Las búsquedas con detectores de metales se han multiplicado con el paso del tiempo. Tienen una larga historia que se originó a finales del siglo XIX cuando surgieron los primeros dispositivos electromagnéticos.
Inicialmente, estos aparatos fueron pensados para usos médicos e industriales. Se detectaban proyectiles en cuerpos heridos, cables en tuberías, entre otras cosas.
Su uso se extendió rápidamente sobre todo durante la segunda Guerra Mundial. En la guerra y después de ella se emplearon los detectores para localizar minas enterradas.
A partir de 1960 se desarrollaron modelos más accesibles que impulsaron a un público numeroso a convertirse en buscadores de metales. Algunos lo hacían por un interés histórico, otros por la emoción de encontrar algo. Y también había buscadores que tenían la esperanza de encontrar el gran tesoro que los volviera ricos.
Lo cierto es que gracias a buscadores aficionados la ciencia se ha visto beneficiada. En muchas ocasiones, por casualidad han encontrado pistas que han dado lugar a descubrimientos arqueológicos de trascendencia para la reconstrucción de la historia.

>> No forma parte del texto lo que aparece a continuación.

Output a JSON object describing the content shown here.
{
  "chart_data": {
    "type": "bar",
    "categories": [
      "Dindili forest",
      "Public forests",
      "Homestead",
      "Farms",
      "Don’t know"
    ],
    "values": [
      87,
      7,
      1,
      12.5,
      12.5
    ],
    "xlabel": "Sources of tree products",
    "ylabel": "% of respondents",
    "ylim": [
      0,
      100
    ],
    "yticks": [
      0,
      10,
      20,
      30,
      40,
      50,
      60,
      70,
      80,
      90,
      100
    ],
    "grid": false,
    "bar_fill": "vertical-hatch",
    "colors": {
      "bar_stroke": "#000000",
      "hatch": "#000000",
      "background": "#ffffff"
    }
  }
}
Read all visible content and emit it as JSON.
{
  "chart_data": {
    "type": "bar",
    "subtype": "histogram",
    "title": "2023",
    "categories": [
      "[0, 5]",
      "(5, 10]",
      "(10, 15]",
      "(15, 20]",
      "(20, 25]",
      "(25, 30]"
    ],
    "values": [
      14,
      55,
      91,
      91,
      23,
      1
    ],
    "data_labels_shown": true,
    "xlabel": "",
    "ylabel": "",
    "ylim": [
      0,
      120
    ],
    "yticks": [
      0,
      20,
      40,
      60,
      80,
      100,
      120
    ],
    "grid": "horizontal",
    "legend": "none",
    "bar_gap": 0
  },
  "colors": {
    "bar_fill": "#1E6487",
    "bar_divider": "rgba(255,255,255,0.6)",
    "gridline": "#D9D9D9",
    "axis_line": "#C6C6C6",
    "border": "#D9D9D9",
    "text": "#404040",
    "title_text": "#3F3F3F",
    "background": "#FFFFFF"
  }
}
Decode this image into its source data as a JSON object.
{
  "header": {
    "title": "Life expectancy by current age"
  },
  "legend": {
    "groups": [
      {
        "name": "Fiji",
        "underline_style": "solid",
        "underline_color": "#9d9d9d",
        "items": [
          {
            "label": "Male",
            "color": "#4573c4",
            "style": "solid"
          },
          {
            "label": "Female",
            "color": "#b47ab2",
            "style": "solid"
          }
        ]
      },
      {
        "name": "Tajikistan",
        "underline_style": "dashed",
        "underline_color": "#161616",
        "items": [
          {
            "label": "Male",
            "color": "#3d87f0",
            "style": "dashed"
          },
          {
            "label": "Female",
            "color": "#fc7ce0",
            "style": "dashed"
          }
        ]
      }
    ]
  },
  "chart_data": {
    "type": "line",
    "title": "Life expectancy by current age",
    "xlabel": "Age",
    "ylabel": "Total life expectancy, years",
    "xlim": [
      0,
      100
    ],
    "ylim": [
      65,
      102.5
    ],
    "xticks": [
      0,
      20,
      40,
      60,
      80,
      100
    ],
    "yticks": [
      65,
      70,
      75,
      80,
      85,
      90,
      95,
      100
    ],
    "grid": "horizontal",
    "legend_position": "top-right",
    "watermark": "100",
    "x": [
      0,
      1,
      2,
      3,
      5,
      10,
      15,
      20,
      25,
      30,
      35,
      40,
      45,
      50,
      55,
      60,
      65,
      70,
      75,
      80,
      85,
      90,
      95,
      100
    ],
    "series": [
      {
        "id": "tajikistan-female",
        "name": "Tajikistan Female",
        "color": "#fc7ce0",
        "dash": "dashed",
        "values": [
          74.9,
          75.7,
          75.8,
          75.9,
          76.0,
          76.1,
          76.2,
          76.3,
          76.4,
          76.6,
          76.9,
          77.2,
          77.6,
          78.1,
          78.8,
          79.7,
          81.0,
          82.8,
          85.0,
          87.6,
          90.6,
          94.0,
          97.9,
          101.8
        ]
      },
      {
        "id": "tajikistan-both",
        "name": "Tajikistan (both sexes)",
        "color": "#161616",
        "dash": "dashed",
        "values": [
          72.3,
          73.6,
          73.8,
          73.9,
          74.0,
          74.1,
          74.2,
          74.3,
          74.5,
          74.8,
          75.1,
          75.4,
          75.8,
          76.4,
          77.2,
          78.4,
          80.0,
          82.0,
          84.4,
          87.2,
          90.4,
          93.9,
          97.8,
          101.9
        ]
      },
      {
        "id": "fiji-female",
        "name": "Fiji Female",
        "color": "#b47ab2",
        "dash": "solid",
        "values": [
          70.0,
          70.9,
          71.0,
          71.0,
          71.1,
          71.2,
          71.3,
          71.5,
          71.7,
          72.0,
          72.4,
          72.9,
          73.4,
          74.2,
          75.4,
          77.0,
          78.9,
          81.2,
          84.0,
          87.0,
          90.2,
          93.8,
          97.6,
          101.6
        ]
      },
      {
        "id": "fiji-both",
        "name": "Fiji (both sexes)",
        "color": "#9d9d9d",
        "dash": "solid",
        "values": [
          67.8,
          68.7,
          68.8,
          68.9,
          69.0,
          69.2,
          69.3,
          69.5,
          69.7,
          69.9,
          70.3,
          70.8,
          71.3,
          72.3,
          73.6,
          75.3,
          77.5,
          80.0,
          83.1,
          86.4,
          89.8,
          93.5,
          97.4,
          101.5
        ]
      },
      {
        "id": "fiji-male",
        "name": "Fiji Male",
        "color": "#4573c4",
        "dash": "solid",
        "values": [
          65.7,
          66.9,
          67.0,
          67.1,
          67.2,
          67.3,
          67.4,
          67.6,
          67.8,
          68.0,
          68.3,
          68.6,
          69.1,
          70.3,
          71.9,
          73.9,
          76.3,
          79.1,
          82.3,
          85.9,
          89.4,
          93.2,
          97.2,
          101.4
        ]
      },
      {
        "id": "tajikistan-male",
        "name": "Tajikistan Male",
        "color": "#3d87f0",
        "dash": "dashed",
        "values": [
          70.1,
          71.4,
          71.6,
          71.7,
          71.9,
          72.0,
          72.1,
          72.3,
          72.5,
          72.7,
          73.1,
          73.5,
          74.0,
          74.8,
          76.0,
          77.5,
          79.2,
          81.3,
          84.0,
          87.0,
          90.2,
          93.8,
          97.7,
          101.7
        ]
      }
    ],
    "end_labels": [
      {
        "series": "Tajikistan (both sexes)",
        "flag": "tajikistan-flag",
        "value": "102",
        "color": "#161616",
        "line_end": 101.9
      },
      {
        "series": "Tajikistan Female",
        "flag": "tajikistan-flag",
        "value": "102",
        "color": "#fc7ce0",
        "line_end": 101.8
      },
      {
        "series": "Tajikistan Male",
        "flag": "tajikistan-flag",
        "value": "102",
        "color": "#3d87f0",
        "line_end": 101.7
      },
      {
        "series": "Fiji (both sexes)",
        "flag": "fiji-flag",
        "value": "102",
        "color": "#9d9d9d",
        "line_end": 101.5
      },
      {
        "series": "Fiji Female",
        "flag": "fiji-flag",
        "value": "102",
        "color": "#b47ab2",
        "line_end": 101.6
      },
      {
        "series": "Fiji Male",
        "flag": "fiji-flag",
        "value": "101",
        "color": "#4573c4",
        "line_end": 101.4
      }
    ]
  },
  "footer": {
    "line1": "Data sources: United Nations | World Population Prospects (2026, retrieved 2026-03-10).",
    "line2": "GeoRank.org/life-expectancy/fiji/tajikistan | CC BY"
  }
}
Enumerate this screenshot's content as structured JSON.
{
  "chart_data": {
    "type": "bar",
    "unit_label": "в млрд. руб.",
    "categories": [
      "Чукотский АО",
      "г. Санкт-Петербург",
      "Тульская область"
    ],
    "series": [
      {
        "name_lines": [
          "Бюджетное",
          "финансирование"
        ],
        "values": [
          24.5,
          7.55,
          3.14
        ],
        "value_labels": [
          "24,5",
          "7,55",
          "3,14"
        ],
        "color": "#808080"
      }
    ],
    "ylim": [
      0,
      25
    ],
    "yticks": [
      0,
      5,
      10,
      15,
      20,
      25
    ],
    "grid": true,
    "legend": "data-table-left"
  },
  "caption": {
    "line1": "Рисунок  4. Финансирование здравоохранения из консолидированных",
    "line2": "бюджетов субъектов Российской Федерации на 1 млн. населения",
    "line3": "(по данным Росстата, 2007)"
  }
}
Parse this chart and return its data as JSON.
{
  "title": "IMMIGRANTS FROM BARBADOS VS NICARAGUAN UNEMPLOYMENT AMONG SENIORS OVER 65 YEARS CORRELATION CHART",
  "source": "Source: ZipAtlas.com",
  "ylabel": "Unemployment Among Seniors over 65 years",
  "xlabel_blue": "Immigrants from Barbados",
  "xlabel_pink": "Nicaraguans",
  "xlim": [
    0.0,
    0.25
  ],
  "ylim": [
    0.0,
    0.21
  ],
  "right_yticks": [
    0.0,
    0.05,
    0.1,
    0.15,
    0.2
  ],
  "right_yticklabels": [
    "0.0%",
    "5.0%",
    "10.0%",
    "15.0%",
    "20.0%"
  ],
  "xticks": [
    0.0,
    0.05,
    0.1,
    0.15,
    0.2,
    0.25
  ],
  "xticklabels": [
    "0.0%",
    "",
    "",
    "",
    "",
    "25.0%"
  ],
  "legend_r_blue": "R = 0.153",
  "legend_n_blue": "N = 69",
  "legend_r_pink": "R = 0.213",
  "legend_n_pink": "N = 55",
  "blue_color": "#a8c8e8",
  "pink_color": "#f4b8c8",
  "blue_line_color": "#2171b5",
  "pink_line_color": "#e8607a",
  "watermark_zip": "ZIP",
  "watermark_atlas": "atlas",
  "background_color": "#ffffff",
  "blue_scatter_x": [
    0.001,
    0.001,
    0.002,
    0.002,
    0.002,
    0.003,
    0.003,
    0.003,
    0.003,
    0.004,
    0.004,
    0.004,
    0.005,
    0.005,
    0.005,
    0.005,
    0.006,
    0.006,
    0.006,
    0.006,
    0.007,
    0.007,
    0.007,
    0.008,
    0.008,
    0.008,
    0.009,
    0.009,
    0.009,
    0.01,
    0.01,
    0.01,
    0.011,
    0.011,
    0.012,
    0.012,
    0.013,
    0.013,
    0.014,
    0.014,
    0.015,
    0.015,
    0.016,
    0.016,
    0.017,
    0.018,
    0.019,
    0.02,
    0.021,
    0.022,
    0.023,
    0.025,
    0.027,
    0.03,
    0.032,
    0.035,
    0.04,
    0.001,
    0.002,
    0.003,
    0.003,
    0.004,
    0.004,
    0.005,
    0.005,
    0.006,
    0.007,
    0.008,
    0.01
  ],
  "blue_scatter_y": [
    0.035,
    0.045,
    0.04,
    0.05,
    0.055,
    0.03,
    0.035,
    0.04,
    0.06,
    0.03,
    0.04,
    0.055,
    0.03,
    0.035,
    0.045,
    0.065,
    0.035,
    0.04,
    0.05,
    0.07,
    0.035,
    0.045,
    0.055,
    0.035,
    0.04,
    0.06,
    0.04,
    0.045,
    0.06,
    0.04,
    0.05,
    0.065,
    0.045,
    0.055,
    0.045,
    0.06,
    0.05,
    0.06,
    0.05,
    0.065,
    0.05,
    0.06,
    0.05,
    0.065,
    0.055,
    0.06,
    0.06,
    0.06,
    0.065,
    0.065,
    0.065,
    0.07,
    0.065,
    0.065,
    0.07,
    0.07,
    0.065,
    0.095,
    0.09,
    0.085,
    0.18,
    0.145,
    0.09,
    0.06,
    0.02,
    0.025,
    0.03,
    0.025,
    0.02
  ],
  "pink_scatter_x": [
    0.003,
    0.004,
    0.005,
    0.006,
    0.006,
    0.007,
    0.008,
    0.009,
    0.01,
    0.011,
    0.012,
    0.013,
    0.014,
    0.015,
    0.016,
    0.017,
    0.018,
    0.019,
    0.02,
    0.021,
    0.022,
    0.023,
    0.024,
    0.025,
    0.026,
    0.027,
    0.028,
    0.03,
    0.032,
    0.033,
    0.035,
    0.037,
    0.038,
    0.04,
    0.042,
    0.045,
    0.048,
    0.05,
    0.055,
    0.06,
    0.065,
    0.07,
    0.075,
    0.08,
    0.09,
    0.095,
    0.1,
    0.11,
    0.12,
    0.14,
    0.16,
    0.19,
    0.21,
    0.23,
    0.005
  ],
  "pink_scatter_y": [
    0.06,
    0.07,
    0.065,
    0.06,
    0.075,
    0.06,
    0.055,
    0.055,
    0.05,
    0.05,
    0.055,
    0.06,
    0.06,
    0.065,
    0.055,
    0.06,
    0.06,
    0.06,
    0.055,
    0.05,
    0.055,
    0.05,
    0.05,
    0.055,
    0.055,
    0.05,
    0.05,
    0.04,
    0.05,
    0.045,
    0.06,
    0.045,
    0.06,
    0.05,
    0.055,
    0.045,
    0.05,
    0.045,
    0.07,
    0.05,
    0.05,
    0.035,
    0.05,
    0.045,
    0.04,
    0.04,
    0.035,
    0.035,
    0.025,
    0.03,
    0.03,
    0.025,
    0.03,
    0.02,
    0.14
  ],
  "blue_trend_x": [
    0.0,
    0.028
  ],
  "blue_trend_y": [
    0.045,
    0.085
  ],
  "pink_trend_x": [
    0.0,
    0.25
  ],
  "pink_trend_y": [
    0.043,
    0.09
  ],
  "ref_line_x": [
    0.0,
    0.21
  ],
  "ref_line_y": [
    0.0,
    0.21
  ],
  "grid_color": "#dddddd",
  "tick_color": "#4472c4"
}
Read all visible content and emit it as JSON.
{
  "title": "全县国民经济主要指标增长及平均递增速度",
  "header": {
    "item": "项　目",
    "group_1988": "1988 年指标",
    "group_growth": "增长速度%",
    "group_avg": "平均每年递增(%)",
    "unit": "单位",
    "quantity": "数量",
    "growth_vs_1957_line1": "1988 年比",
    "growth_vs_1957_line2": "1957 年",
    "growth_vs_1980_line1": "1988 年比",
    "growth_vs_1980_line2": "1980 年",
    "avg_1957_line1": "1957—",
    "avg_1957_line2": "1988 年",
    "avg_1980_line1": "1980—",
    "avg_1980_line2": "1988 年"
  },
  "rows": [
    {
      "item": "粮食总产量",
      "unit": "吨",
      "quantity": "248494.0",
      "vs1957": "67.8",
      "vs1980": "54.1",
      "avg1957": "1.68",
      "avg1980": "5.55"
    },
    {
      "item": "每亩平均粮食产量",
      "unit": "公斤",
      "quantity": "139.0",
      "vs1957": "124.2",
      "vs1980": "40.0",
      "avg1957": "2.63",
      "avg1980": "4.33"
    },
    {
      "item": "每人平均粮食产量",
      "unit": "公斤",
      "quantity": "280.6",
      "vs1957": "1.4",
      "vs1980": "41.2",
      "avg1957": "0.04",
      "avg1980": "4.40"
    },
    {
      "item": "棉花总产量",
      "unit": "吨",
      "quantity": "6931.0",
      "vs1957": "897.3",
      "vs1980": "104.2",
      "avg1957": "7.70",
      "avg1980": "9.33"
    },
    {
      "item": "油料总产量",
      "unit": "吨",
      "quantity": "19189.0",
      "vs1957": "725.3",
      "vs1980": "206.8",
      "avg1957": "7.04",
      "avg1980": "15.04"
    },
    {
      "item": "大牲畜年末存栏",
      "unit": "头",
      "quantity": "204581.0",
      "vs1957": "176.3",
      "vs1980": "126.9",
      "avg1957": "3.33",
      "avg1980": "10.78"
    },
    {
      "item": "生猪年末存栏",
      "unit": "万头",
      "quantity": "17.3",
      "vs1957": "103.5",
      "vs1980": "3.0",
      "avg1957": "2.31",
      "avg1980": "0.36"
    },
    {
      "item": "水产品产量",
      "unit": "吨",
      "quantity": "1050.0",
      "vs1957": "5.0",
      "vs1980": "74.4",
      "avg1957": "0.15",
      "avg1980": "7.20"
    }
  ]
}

En la actualidad, la búsqueda de metales con detectores es un hobby que combina el ocio recreativo con la emoción de un posible hallazgo. El afán de encontrar algo va mucho más allá del interés puramente económico. Es una meta en sí misma.
Las búsquedas se realizan en todo tipo de terrenos. Los que tienen un interés más utilitario, buscan en plazas y zonas muy pobladas, esperando encontrar joyas o monedas perdidas.
En la práctica, los que tienen un interés más profundo recorren bosques, ruinas, caminos rurales y terrenos agrícolas. En esos escenarios se encuentran monedas antiguas, piezas de otras épocas o partes de herramientas. Objetos que se transforman en un verdadero tesoro que el buscador guarda orgulloso.
Richard Brock y su detector roto con el que encontró el tesoro más valioso de su vida
Algunos dicen que fue cuestión de suerte. Otros opinan que el tesón y la constancia rindieron frutos. Y no falta quien considera que el Universo le ofreció una merecida fortuna.
Sea por la razón que sea, lo cierto es que Richard Brock detectó oro. Mientras participaba de una expedición de búsqueda, Richard, un veterano en las búsquedas, encontró la pepita de oro más grande que se ha conocido en el Reino Unido. Su descubrimiento tiene un valor de unas 30.000 libras esterlinas.
¿Cuál es la historia de este descubrimiento?
Como tantas otras personas, el inglés Richard Brock era un aficionado a las búsquedas de metales. Comenzó a dedicarse a esta actividad en el año 1989.
Aquel día del 2023, que quedó marcado profundamente en su memoria, el veterano de 67 años se unió a una expedición en Shropshire Hilles que buscaría objetos preciosos.
Condujo tres horas y media desde su casa al lugar en el que estaban los otros buscadores, parecía que en ese día todo iba a salir mal. Llegó al lugar del encuentro con una hora de retraso.
Y, para confirmar su mala suerte, desde que comenzó la actividad se rompió su equipo de búsqueda. Para no volverse, decidió utilizar un viejo equipo que funcionaba mal.
Con este equipo viejo y en malas condiciones, participó de la expedición. Miraba a los otros con sus detectores modernos y se sentía desanimado al comparar su situación a la de ellos.
Pero lo esperaba la gran sorpresa de su vida, quizás un premio a sus ganas de seguir. Después de avanzar unos pocos metros, escuchó un sonido que prometía. Cavó un hoyo de unos 15 cm de profundidad. Allí apareció la Hiro’s Nugget, la pepita de oro gigante que asombró a todos los presentes.
Es una gran pepita de oro de 64,8 g, y su valor ronda los 30.000 libras, que equivalen aproximadamente a 34.000 euros.
El mensaje de Richar Brocks fue sabio: realmente no importa qué equipo se use. El secreto está en mantenerse alerta a lo que podría haber debajo del suelo, en una conexión mental con esa zona más allá de la superficie que oculta tantos secretos.